According to Vagbhata, the drug acts by its Rasa, Vipaka, Virya, Guna, and Prabhava. [21] Normally the effect of Rasa is less than that of Vipaka. The effect of Vipaka is less than that of Virya, which further is less than the effect of Prabhava, provided all are present in equal proportions. [22]

Rasapanchaka [23]

  • Rasa: Tikta, katu, Madhura
  • Guna: Tikshna, Vikasi
  • Veerya: Ushna
  • Vipaka: Kanda-Madhura vipaka
The probable effects of Makandi produced by its various properties are summarized below:

Tikta Rasa: (bitter taste)

Tikta rasa[24] itself is not delicious, but when added with other things it promotes deliciousness. It is having Deepana, Pachana, Shodhana, Lekhana, and Shleshmopashoshana properties, which show that it promotes proper digestion, purification of the body, and depletion of Kapha, which can cause obstruction in the pathways of Vyana Vata. It has the properties [25] of kleda, meda, vasa, and mutra upashoshana, which are also helpful in the treatment of hypertension. Kleda and Meda are the factors that are involved in the pathophysiology of hypertension. Among the six Rasas, Tikta rasa is mentioned as 'Laghutama', [26] the property that is against the ama guna which is Guru in nature. Thus, by counteracting ama, it again helps to alleviate the disturbed pathophysiology in hypertension. Also because of this basic structure of Mahabhuta with Akasha and Vayu, it is supposed to have highest penetrating capacity and reach the subtlest level of the channels and the mind. Tikta can cause Pralhada (delightfulness). [27] Thus, it is very helpful in the treatment, as it is the remover of obstruction, in the case of hypertension. The Rasa is Pitta Shamaka, the second dominant dosha in geriatric hypertension.

Madhura Vipaka

Makandi Kanda possesses Madhura Vipaka, which is the finally converted Rasa after metabolism by Agni. [28] Madhura Vipaka alleviates the Vata dosha, stimulates the production of normal Kapha, promotes semen, and helps in the proper elimination of stool and urine. [29] Madhura also can cause Aalhada, that is, soothening and delightfulness. [30] Sushruta states that Madhura can produce Soumanasya (sense of well-being), Bala (power), Utsaha (enthusiasm), Harshana (pleasure), and Sukham (happiness). [31] These are important qualities to alleviate the disturbed physio-psychopathology in hypertension.

Ushna Virya

Ushna Virya is again helpful in stimulating Agni and Amapachana, alleviating the vitiated Vata by removing the obstruction, and dominating its sheeta property. It helps in the dilatation of channels, thus providing a sufficient space to flow.

Guna

Makandi possesses important properties like Tikshna and Vikasi. By the virtue of the Tikshna gunas it can penetrate at a subtler level of channels, to remove the obstruction and by virtue of Vikasi guna, it can spread all over the body within a short time span, which is useful in the treatment of hypertension.

Other actions and uses

As per the classics, Makandi possesses Deepana, Ruchi Vardhaka, Pathya, Jathara Roga Nashaka, Agni Dipaka, Ruchya, and Balakaraka properties, which are also synergistic in the treatment of hypertension. It can destroy the diseases of the Pleeha, Vata, and Kapha Vikaras. It also cures Gulma, Udara, Anaaha, and Sheeta Jwara. Its Kanda (root tuber) is useful in Pandu; it is Shopha Nashaka, Krimi, Pleeha, Pandu, Gulma, Samgrahani, Udara, and Arsha Roga Nashaka.

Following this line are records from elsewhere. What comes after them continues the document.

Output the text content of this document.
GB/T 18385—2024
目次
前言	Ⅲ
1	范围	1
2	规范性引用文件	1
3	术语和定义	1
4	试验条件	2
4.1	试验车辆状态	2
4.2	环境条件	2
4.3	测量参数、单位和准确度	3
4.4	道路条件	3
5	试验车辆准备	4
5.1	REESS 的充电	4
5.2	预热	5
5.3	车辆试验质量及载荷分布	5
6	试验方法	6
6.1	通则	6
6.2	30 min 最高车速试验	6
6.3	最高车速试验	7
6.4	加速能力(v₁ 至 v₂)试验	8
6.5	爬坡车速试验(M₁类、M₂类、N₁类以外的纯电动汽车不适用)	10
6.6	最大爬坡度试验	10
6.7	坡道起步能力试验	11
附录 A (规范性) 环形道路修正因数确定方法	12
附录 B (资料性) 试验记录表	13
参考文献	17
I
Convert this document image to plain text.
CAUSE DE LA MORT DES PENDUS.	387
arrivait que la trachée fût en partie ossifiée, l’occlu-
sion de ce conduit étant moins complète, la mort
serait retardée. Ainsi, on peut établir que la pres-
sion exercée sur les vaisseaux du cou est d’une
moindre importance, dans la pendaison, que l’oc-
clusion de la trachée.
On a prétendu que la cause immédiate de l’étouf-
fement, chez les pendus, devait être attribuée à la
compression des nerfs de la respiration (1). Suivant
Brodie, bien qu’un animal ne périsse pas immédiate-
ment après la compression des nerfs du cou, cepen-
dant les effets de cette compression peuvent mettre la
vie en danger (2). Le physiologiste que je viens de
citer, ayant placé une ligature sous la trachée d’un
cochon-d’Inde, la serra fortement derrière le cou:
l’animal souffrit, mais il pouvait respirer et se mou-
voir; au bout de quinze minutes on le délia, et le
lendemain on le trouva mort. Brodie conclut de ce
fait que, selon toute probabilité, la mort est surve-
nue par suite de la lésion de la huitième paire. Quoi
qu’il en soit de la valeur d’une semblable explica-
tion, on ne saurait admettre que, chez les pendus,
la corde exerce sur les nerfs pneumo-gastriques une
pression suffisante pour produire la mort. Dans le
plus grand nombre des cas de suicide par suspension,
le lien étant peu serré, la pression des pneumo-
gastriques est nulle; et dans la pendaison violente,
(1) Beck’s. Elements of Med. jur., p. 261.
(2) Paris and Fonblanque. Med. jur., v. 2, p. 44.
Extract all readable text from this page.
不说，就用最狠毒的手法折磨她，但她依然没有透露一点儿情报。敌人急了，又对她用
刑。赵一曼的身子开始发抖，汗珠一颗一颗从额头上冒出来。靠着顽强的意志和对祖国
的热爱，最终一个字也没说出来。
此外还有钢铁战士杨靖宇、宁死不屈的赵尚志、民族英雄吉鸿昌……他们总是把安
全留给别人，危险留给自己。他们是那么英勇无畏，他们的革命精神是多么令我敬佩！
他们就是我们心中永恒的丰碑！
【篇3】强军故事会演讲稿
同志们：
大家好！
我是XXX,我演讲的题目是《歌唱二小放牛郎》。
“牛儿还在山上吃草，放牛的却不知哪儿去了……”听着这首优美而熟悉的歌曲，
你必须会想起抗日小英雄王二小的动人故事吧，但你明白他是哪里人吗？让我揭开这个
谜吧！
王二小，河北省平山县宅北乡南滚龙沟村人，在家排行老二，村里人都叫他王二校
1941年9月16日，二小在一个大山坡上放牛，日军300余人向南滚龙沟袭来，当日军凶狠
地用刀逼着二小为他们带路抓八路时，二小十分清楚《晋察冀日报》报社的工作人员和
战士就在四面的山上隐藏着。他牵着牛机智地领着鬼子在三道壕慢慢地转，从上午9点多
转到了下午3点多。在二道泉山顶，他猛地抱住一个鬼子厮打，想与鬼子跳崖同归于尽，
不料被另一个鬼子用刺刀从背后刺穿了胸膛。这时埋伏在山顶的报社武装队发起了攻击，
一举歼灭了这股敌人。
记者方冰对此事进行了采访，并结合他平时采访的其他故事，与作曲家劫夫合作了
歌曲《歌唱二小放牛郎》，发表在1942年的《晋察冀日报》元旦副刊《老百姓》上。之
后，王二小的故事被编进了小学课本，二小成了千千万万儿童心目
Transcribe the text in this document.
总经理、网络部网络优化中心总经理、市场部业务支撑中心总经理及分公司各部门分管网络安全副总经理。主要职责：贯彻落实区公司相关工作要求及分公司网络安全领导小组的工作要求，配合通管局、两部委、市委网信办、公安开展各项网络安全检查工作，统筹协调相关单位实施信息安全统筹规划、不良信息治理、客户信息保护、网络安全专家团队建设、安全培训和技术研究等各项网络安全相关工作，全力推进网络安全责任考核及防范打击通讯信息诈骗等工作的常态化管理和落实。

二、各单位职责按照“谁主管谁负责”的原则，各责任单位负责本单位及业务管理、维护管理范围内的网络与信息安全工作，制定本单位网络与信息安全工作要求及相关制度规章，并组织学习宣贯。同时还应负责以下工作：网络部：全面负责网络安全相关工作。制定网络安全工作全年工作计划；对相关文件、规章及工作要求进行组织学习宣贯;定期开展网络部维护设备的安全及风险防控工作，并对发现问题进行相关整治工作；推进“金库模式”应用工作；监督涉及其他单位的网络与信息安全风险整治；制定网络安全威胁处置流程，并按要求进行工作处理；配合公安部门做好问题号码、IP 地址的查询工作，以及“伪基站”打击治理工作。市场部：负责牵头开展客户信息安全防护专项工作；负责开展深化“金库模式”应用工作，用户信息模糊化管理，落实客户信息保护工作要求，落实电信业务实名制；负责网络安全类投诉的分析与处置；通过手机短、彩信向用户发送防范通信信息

Difference between the pharmacological action of Ghana vati Kalpana and Churna Kalpana

Properties of the drug also depend on the form of the administered drug, because the particular changes are created at all the physical, chemical, and metaphysical levels according to that particular procedure of the preparation (type of Kalpana). The same drug can have different properties (Gunantarani) according to the different types of the preparations (Kalpanavisheshena). [32] The study has proved this quotation.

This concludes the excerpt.